Nearly one year after Detroit collapsed, the troubled municipality has finally reportedly reached a settlement with the city’s bankrupt unsecured bond holders, according to the Detroit Free Press, which cited unnamed sources in its article.
This latest move could help the Motor City restructure its terrible economic and financial conditions because it would prompt other unsecured creditors, including pensioners, to accept any cuts. Detroit’s proposed initiative would be to give investors of $374.6 million in unlimited general tax obligation bonds 15 cents on the dollar and since most bond holders have insurance the insurers would pay for the rest, according to its Chapter 9 bankruptcy.
CNBC did confirm the news and a court-appointed mediator is expected to announce the results of the settlement agreement sometime late Wednesday. William Nowling, spokesman for Detroit emergency manager Kevyn Orr, has yet to list the specificities of the settlement.
“The real issue is we need some settlement agreement to come to pass first, and I hope that takes place this month,” Michigan Republican Governor Rick Snyder at an engineering conference Tuesday. “I really view that next month, hopefully, is available to get it through the legislative process.”
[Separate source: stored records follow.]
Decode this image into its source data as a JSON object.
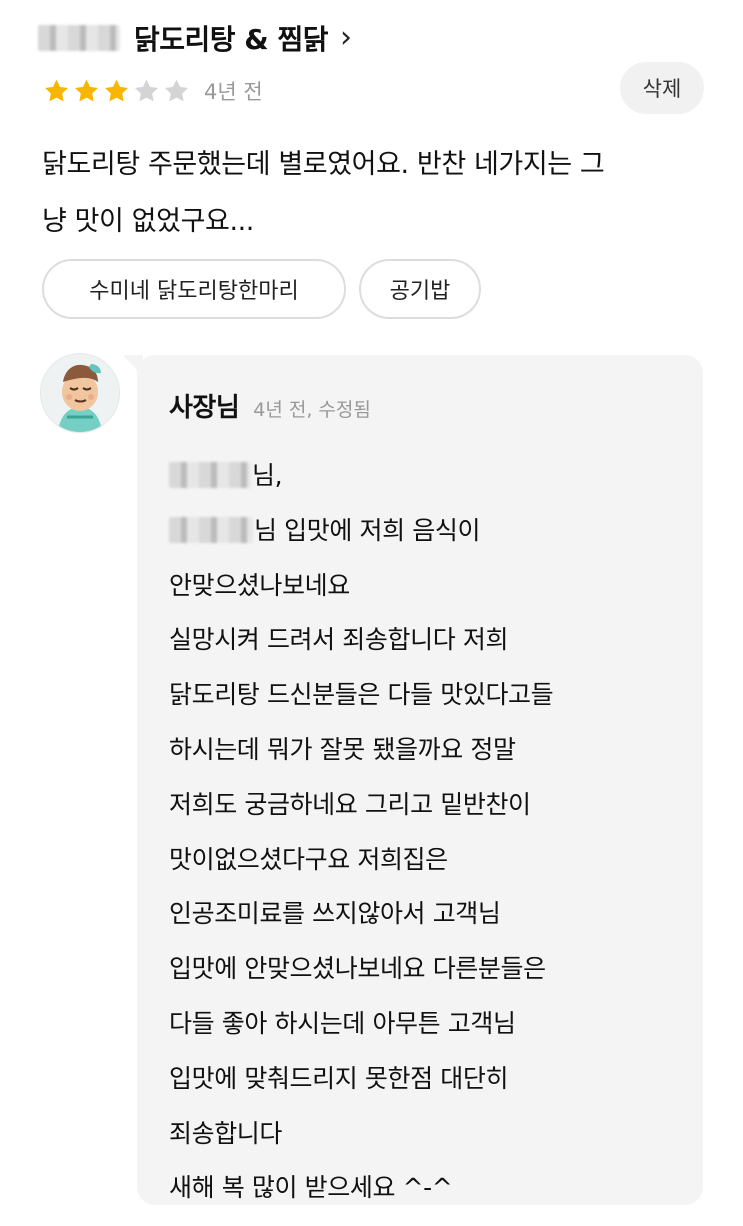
{
  "store": {
    "name": "닭도리탕 & 찜닭",
    "chevron": "›"
  },
  "review": {
    "rating": 3,
    "max_rating": 5,
    "time": "4년 전",
    "delete_label": "삭제",
    "lines": [
      "닭도리탕 주문했는데 별로였어요. 반찬 네가지는 그",
      "냥 맛이 없었구요..."
    ],
    "menu_tags": [
      "수미네 닭도리탕한마리",
      "공기밥"
    ],
    "colors": {
      "star_filled": "#f8b600",
      "star_empty": "#d4d4d4"
    }
  },
  "reply": {
    "author": "사장님",
    "meta": "4년 전, 수정됨",
    "greeting_suffix": "님,",
    "second_line_suffix": "님 입맛에 저희 음식이",
    "lines": [
      "안맞으셨나보네요",
      "실망시켜 드려서 죄송합니다 저희",
      "닭도리탕 드신분들은 다들 맛있다고들",
      "하시는데 뭐가 잘못 됐을까요 정말",
      "저희도 궁금하네요 그리고 밑반찬이",
      "맛이없으셨다구요 저희집은",
      "인공조미료를 쓰지않아서 고객님",
      "입맛에 안맞으셨나보네요 다른분들은",
      "다들 좋아 하시는데 아무튼 고객님",
      "입맛에 맞춰드리지 못한점 대단히",
      "죄송합니다",
      "새해 복 많이 받으세요 ^-^"
    ],
    "bubble_color": "#f4f4f4"
  }
}
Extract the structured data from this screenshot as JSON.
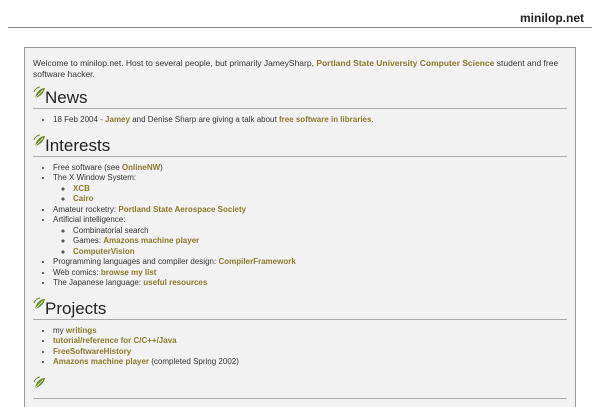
{
  "site": {
    "title": "minilop.net"
  },
  "intro": {
    "text_before": "Welcome to minilop.net. Host to several people, but primarily JameySharp, ",
    "link": "Portland State University Computer Science",
    "text_after": " student and free software hacker."
  },
  "news": {
    "heading": "News",
    "items": [
      {
        "date": "18 Feb 2004 - ",
        "link1": "Jamey",
        "middle": " and Denise Sharp are giving a talk about ",
        "link2": "free software in libraries",
        "end": "."
      }
    ]
  },
  "interests": {
    "heading": "Interests",
    "free_software": {
      "text": "Free software (see ",
      "link": "OnlineNW",
      "end": ")"
    },
    "x_window": {
      "text": "The X Window System:",
      "sub": [
        "XCB",
        "Cairo"
      ]
    },
    "rocketry": {
      "text": "Amateur rocketry: ",
      "link": "Portland State Aerospace Society"
    },
    "ai": {
      "text": "Artificial intelligence:",
      "combinatorial": "Combinatorial search",
      "games_text": "Games: ",
      "games_link": "Amazons machine player",
      "vision_link": "ComputerVision"
    },
    "languages": {
      "text": "Programming languages and compiler design: ",
      "link": "CompilerFramework"
    },
    "comics": {
      "text": "Web comics: ",
      "link": "browse my list"
    },
    "japanese": {
      "text": "The Japanese language: ",
      "link": "useful resources"
    }
  },
  "projects": {
    "heading": "Projects",
    "writings": {
      "text": "my ",
      "link": "writings"
    },
    "tutorial": "tutorial/reference for C/C++/Java",
    "history": "FreeSoftwareHistory",
    "amazons": {
      "link": "Amazons machine player",
      "text": " (completed Spring 2002)"
    }
  },
  "icons": {
    "leaf": "leaf-icon"
  },
  "colors": {
    "link": "#8a7a2a",
    "panel": "#f2f2f2",
    "leaf": "#6d8c2a"
  }
}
Bond insurers National Public Finance Guarantee Corp., a unit of MBIA ; Assured Guaranty Municipal Corp., a unit of Assured Guaranty; and Ambac Assurance Corp., a unit of Ambac Financial Group Inc., filed a lawsuit against Detroit late last year and accused the city of transferring property taxes to the general pool of funds, an illegal move. Spokespersons for the three firms did not comment on the matter.
It has been noted that once Detroit has completed the agreements then lawmakers will draft bills in order to remedy the decades of spectacular financial mismanagement and corruption. Once the settlement takes place then the city can approve the $350 million in financial assistance.
Some of the measures consist of slashing 26 percent to monthly pension checks allocated to retirees belonging to the General Retirement System, a six percent reduction in police and fire retiree monthly pensions and encourage pension funds to establish a new fund to hold the assets of both pension funds and a new board of trustees for each fund.
The pension funds released a joint statement that labeled Orr’s proposal for replacement of the pension boards as “tantamount to a takeover.”
“This is when we are supposed to be in good-faith negotiations and court-ordered mediation,” the statement said. “The plan as proposed is best described as completely unrealistic for the operation of these important pension funds for first responders and city workers who dedicated their careers to the City of Detroit. Indeed, such radical and irresponsible concepts could very well derail mediation and ensure protracted litigation.”
Detroit currently has a debt load of at least $18 billion and the collapse of the city can be attributed to excessive government spending, unfunded pension liabilities, high taxes, liberal policies and high crime rates.
With today’s difficult economy, unfunded guarantees and governments not understanding the details of retirement funds, other cities face similar financial burdens.